Le 8 mai 2019 Par As`ad AbuKhalil, Exclusivité pour Consortium News

As’ad AbuKhalil libano-américain, est professeur de sciences politiques à l’Université Stanislaus en Californie. Il est l’auteur de "Historical Dictionary of Lebanon" [Dictionnaire historique du Liban] (1998), de "Ben Laden, Islam and America’s New War on Terrorism" [Ben Laden, l’Islam et la nouvelle guerre de l’Amérique contre le terrorisme] (2002) et de "The Battle for Saudi Arabia" (2004). Il est présent sur Twitter sous l’identifiant @asadabukhalil.

As’ad AbuKhalil observe les dirigeants du Golfe qui rivalisent pour devenir "le" principal hôte des intérêts américains au Proche-Orient. Le rôle politique des Émirats arabes unis a changé radicalement depuis la mort du dirigeant fondateur, Shaykh Zayed bin Sultan.

Son fils, Khalifah bin Zayed, lui a officiellement succédé en 2004, mais il s’est tenu très éloigné des affaires gouvernementales entre autres pour raisons de santé. Les rênes sont actuellement entre les mains du prince héritier d’Abu Dhabi, Muhammad bin Zayed, homme très ambitieux. Dans les faits c’est Muhammad qui gouverne, avec ses demi-frères du côté de sa mère, Fatimah bint Moubarak, ils contrôlent tous les postes clés du gouvernement. Communément appelé MbZ, il a largement inspiré l’actuel dirigeant de facto de l’Arabie saoudite, le prince héritier Muhammad bin Salman (communément appelé MbS).

MbZ : Dirigeant les Émirats Arabes Unis. (Imre Solt via Wikimedia Commons)

A l’époque de Cheikh Zayed, les Émirats arabes unis ont évité les conflits internes arabes et ont mené leur politique étrangère en grande partie selon un consensus pan arabe. Bien que la carte du pays ait été dessinée par la puissance coloniale britannique, la transition vers une alliance forte avec les États-Unis s’est faite en douceur.

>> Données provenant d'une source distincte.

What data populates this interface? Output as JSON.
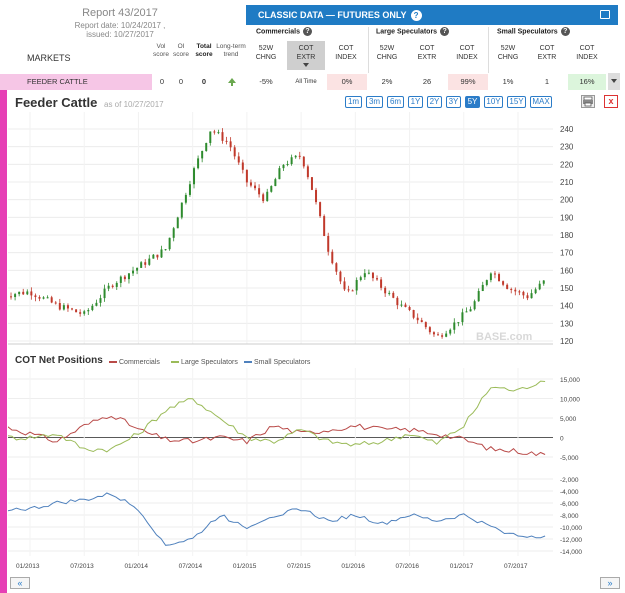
{
  "report": {
    "title": "Report 43/2017",
    "report_date": "Report date: 10/24/2017 ,",
    "issued": "issued: 10/27/2017"
  },
  "markets_header": {
    "markets": "MARKETS",
    "vol_score": "Vol\nscore",
    "oi_score": "OI\nscore",
    "total_score": "Total\nscore",
    "long_term_trend": "Long-term\ntrend"
  },
  "classic": {
    "title": "CLASSIC DATA — FUTURES ONLY",
    "help_icon": "question-icon",
    "print_icon": "printer-icon"
  },
  "groups": [
    {
      "label": "Commercials"
    },
    {
      "label": "Large Speculators"
    },
    {
      "label": "Small Speculators"
    }
  ],
  "columns": [
    "52W\nCHNG",
    "COT\nEXTR",
    "COT\nINDEX"
  ],
  "row": {
    "name": "FEEDER CATTLE",
    "vol": "0",
    "oi": "0",
    "total": "0",
    "trend": "up-arrow-icon",
    "comm_chng": "-5%",
    "comm_extr": "All Time",
    "comm_index": "0%",
    "large_chng": "2%",
    "large_extr": "26",
    "large_index": "99%",
    "small_chng": "1%",
    "small_extr": "1",
    "small_index": "16%",
    "colors": {
      "pink": "#f6c6e6",
      "light_red": "#fbe3e3",
      "light_green": "#dcf5dc"
    }
  },
  "chart": {
    "title": "Feeder Cattle",
    "as_of": "as of 10/27/2017",
    "ranges": [
      "1m",
      "3m",
      "6m",
      "1Y",
      "2Y",
      "3Y",
      "5Y",
      "10Y",
      "15Y",
      "MAX"
    ],
    "active_range": "5Y",
    "watermark": "BASE.com"
  },
  "cot": {
    "title": "COT Net Positions",
    "legend": [
      {
        "name": "Commercials",
        "color": "#b94a48"
      },
      {
        "name": "Large Speculators",
        "color": "#9bbb59"
      },
      {
        "name": "Small Speculators",
        "color": "#4f81bd"
      }
    ]
  },
  "chart_data": [
    {
      "type": "candlestick",
      "title": "Feeder Cattle",
      "x_ticks": [
        "01/2013",
        "07/2013",
        "01/2014",
        "07/2014",
        "01/2015",
        "07/2015",
        "01/2016",
        "07/2016",
        "01/2017",
        "07/2017"
      ],
      "y_ticks": [
        120,
        130,
        140,
        150,
        160,
        170,
        180,
        190,
        200,
        210,
        220,
        230,
        240
      ],
      "ylim": [
        115,
        245
      ],
      "x": [
        "10/2012",
        "01/2013",
        "04/2013",
        "07/2013",
        "10/2013",
        "01/2014",
        "04/2014",
        "07/2014",
        "09/2014",
        "11/2014",
        "01/2015",
        "03/2015",
        "05/2015",
        "07/2015",
        "08/2015",
        "10/2015",
        "12/2015",
        "02/2016",
        "04/2016",
        "06/2016",
        "08/2016",
        "10/2016",
        "12/2016",
        "02/2017",
        "04/2017",
        "06/2017",
        "08/2017",
        "10/2017"
      ],
      "values": [
        146,
        148,
        140,
        135,
        152,
        162,
        172,
        215,
        240,
        232,
        210,
        200,
        220,
        225,
        210,
        172,
        145,
        160,
        150,
        140,
        132,
        122,
        130,
        140,
        160,
        150,
        145,
        154
      ]
    },
    {
      "type": "line",
      "title": "COT Net Positions",
      "x_ticks": [
        "01/2013",
        "07/2013",
        "01/2014",
        "07/2014",
        "01/2015",
        "07/2015",
        "01/2016",
        "07/2016",
        "01/2017",
        "07/2017"
      ],
      "y_ticks_upper": [
        -5000,
        0,
        5000,
        10000,
        15000
      ],
      "y_ticks_lower": [
        -14000,
        -12000,
        -10000,
        -8000,
        -6000,
        -4000,
        -2000
      ],
      "x": [
        "10/2012",
        "01/2013",
        "04/2013",
        "07/2013",
        "10/2013",
        "01/2014",
        "04/2014",
        "07/2014",
        "10/2014",
        "01/2015",
        "04/2015",
        "07/2015",
        "10/2015",
        "01/2016",
        "04/2016",
        "07/2016",
        "10/2016",
        "01/2017",
        "04/2017",
        "07/2017",
        "10/2017"
      ],
      "series": [
        {
          "name": "Commercials",
          "values": [
            3000,
            1000,
            -1000,
            3000,
            6000,
            2000,
            -500,
            -1000,
            0,
            -1000,
            3000,
            1000,
            2000,
            3000,
            2000,
            2000,
            1000,
            -500,
            -3000,
            -3500,
            -4500
          ]
        },
        {
          "name": "Large Speculators",
          "values": [
            0,
            0,
            1000,
            -3000,
            -3000,
            1000,
            7000,
            10000,
            5000,
            0,
            -1000,
            2000,
            -1000,
            -2000,
            -1000,
            1000,
            -1500,
            3000,
            13000,
            12000,
            15000
          ]
        },
        {
          "name": "Small Speculators",
          "values": [
            -7000,
            -7000,
            -6000,
            -5500,
            -4500,
            -7000,
            -13000,
            -12000,
            -8000,
            -10000,
            -8000,
            -7000,
            -9000,
            -8000,
            -9500,
            -8000,
            -9000,
            -8000,
            -10000,
            -11500,
            -11500
          ]
        }
      ]
    }
  ]
}
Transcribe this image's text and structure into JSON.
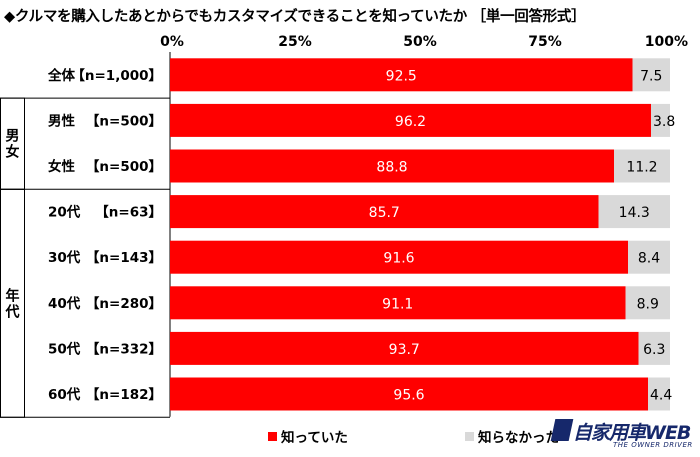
{
  "title": "◆クルマを購入したあとからでもカスタマイズできることを知っていたか ［単一回答形式］",
  "brand": {
    "name": "自家用車WEB",
    "tagline": "THE OWNER DRIVER"
  },
  "colors": {
    "knew": "#ff0000",
    "didnt_know": "#d9d9d9"
  },
  "chart_data": {
    "type": "bar",
    "stacked": true,
    "orientation": "horizontal",
    "x_ticks": [
      "0%",
      "25%",
      "50%",
      "75%",
      "100%"
    ],
    "xlim": [
      0,
      100
    ],
    "group_labels": [
      "男女",
      "年代"
    ],
    "rows": [
      {
        "label": "全体",
        "n": "【n=1,000】",
        "group": null
      },
      {
        "label": "男性",
        "n": "【n=500】",
        "group": "男女"
      },
      {
        "label": "女性",
        "n": "【n=500】",
        "group": "男女"
      },
      {
        "label": "20代",
        "n": "【n=63】",
        "group": "年代"
      },
      {
        "label": "30代",
        "n": "【n=143】",
        "group": "年代"
      },
      {
        "label": "40代",
        "n": "【n=280】",
        "group": "年代"
      },
      {
        "label": "50代",
        "n": "【n=332】",
        "group": "年代"
      },
      {
        "label": "60代",
        "n": "【n=182】",
        "group": "年代"
      }
    ],
    "series": [
      {
        "name": "知っていた",
        "color": "#ff0000",
        "values": [
          92.5,
          96.2,
          88.8,
          85.7,
          91.6,
          91.1,
          93.7,
          95.6
        ]
      },
      {
        "name": "知らなかった",
        "color": "#d9d9d9",
        "values": [
          7.5,
          3.8,
          11.2,
          14.3,
          8.4,
          8.9,
          6.3,
          4.4
        ]
      }
    ],
    "legend_position": "bottom"
  }
}
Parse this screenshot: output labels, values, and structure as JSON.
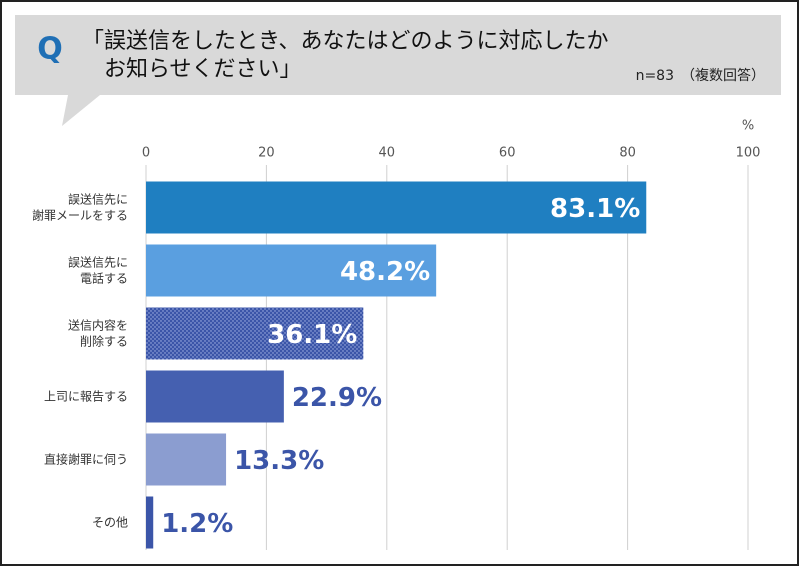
{
  "chart_data": {
    "type": "hbar",
    "badge": "Q",
    "title": "「誤送信をしたとき、あなたはどのように対応したか\nお知らせください」",
    "note": "n=83　（複数回答）",
    "axis_unit": "%",
    "categories": [
      "誤送信先に\n謝罪メールをする",
      "誤送信先に\n電話する",
      "送信内容を\n削除する",
      "上司に報告する",
      "直接謝罪に伺う",
      "その他"
    ],
    "values": [
      83.1,
      48.2,
      36.1,
      22.9,
      13.3,
      1.2
    ],
    "value_labels": [
      "83.1%",
      "48.2%",
      "36.1%",
      "22.9%",
      "13.3%",
      "1.2%"
    ],
    "colors": [
      "#1f7fc1",
      "#5a9fe0",
      "#3b55a8",
      "#4560b0",
      "#8b9dd0",
      "#3b55a8"
    ],
    "fill_pattern": [
      null,
      null,
      "dots",
      null,
      null,
      null
    ],
    "xlim": [
      0,
      100
    ],
    "xticks": [
      0,
      20,
      40,
      60,
      80,
      100
    ],
    "grid": true
  }
}
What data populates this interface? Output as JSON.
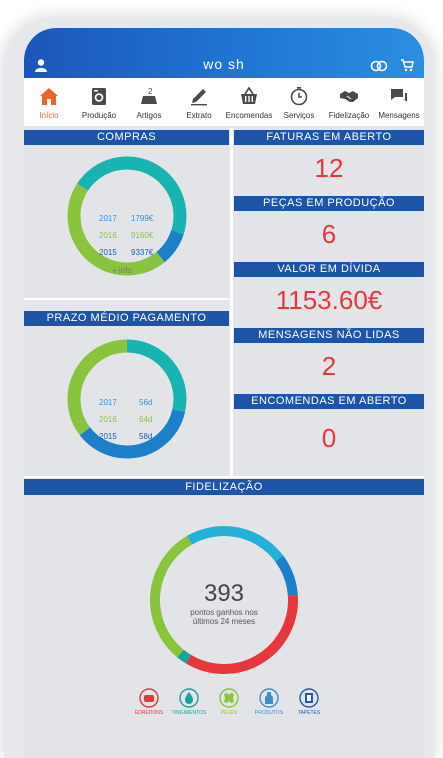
{
  "header": {
    "brand": "wo sh"
  },
  "nav": [
    {
      "label": "Início",
      "icon": "home-icon",
      "active": true
    },
    {
      "label": "Produção",
      "icon": "washing-machine-icon",
      "active": false
    },
    {
      "label": "Artigos",
      "icon": "clothes-scale-icon",
      "active": false
    },
    {
      "label": "Extrato",
      "icon": "pencil-icon",
      "active": false
    },
    {
      "label": "Encomendas",
      "icon": "basket-icon",
      "active": false
    },
    {
      "label": "Serviços",
      "icon": "timer-icon",
      "active": false
    },
    {
      "label": "Fidelização",
      "icon": "handshake-icon",
      "active": false
    },
    {
      "label": "Mensagens",
      "icon": "chat-icon",
      "active": false
    }
  ],
  "compras": {
    "title": "COMPRAS",
    "rows": [
      {
        "year": "2017",
        "value": "1799€",
        "color": "#3a8fd0"
      },
      {
        "year": "2016",
        "value": "9160€",
        "color": "#8ac43f"
      },
      {
        "year": "2015",
        "value": "9337€",
        "color": "#1c5ea8"
      }
    ],
    "more": "+ info"
  },
  "prazo": {
    "title": "PRAZO MÉDIO PAGAMENTO",
    "rows": [
      {
        "year": "2017",
        "value": "56d",
        "color": "#3a8fd0"
      },
      {
        "year": "2016",
        "value": "64d",
        "color": "#8ac43f"
      },
      {
        "year": "2015",
        "value": "58d",
        "color": "#1c5ea8"
      }
    ]
  },
  "stats": [
    {
      "title": "FATURAS EM ABERTO",
      "value": "12"
    },
    {
      "title": "PEÇAS EM PRODUÇÃO",
      "value": "6"
    },
    {
      "title": "VALOR EM DÍVIDA",
      "value": "1153.60€"
    },
    {
      "title": "MENSAGENS NÃO LIDAS",
      "value": "2"
    },
    {
      "title": "ENCOMENDAS EM ABERTO",
      "value": "0"
    }
  ],
  "fidelizacao": {
    "title": "FIDELIZAÇÃO",
    "points": "393",
    "caption_line1": "pontos ganhos nos",
    "caption_line2": "últimos 24 meses"
  },
  "categories": [
    {
      "label": "EDREDONS",
      "icon": "duvet-icon",
      "color": "#e8373c"
    },
    {
      "label": "TINGIMENTOS",
      "icon": "drop-icon",
      "color": "#19a39a"
    },
    {
      "label": "PELES",
      "icon": "fur-icon",
      "color": "#8ac43f"
    },
    {
      "label": "PRODUTOS",
      "icon": "bottle-icon",
      "color": "#3a8fd0"
    },
    {
      "label": "TAPETES",
      "icon": "rug-icon",
      "color": "#1c5ea8"
    }
  ],
  "colors": {
    "header_blue": "#1d54a5",
    "accent_red": "#e8373c",
    "teal": "#19b3b1",
    "green": "#8ac43f",
    "blue": "#1c7fc8",
    "cyan": "#25b0d8"
  }
}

Et en dépit des tensions avec l’Arabie saoudite, les conflits ouverts ont été évités.

Shaykh Zayed était un allié loyal, ou client, des États-Unis et de leurs intérêts dans la région. Tout en s’en remettant généralement à l’hégémonie saoudienne, il s’est contenté de belles paroles quand il s’est agi du sentiment pro-palestinien de la population arabe. Au début des années 1970, il a même accueilli aux Émirats arabes unis Leila Khalid, la célèbre dirigeante du Front populaire pour la libération de la Palestine, et aurait fait un don au FPLP (dont un petit sous-ensemble a fait défection après l’incident et créé sa propre petite organisation).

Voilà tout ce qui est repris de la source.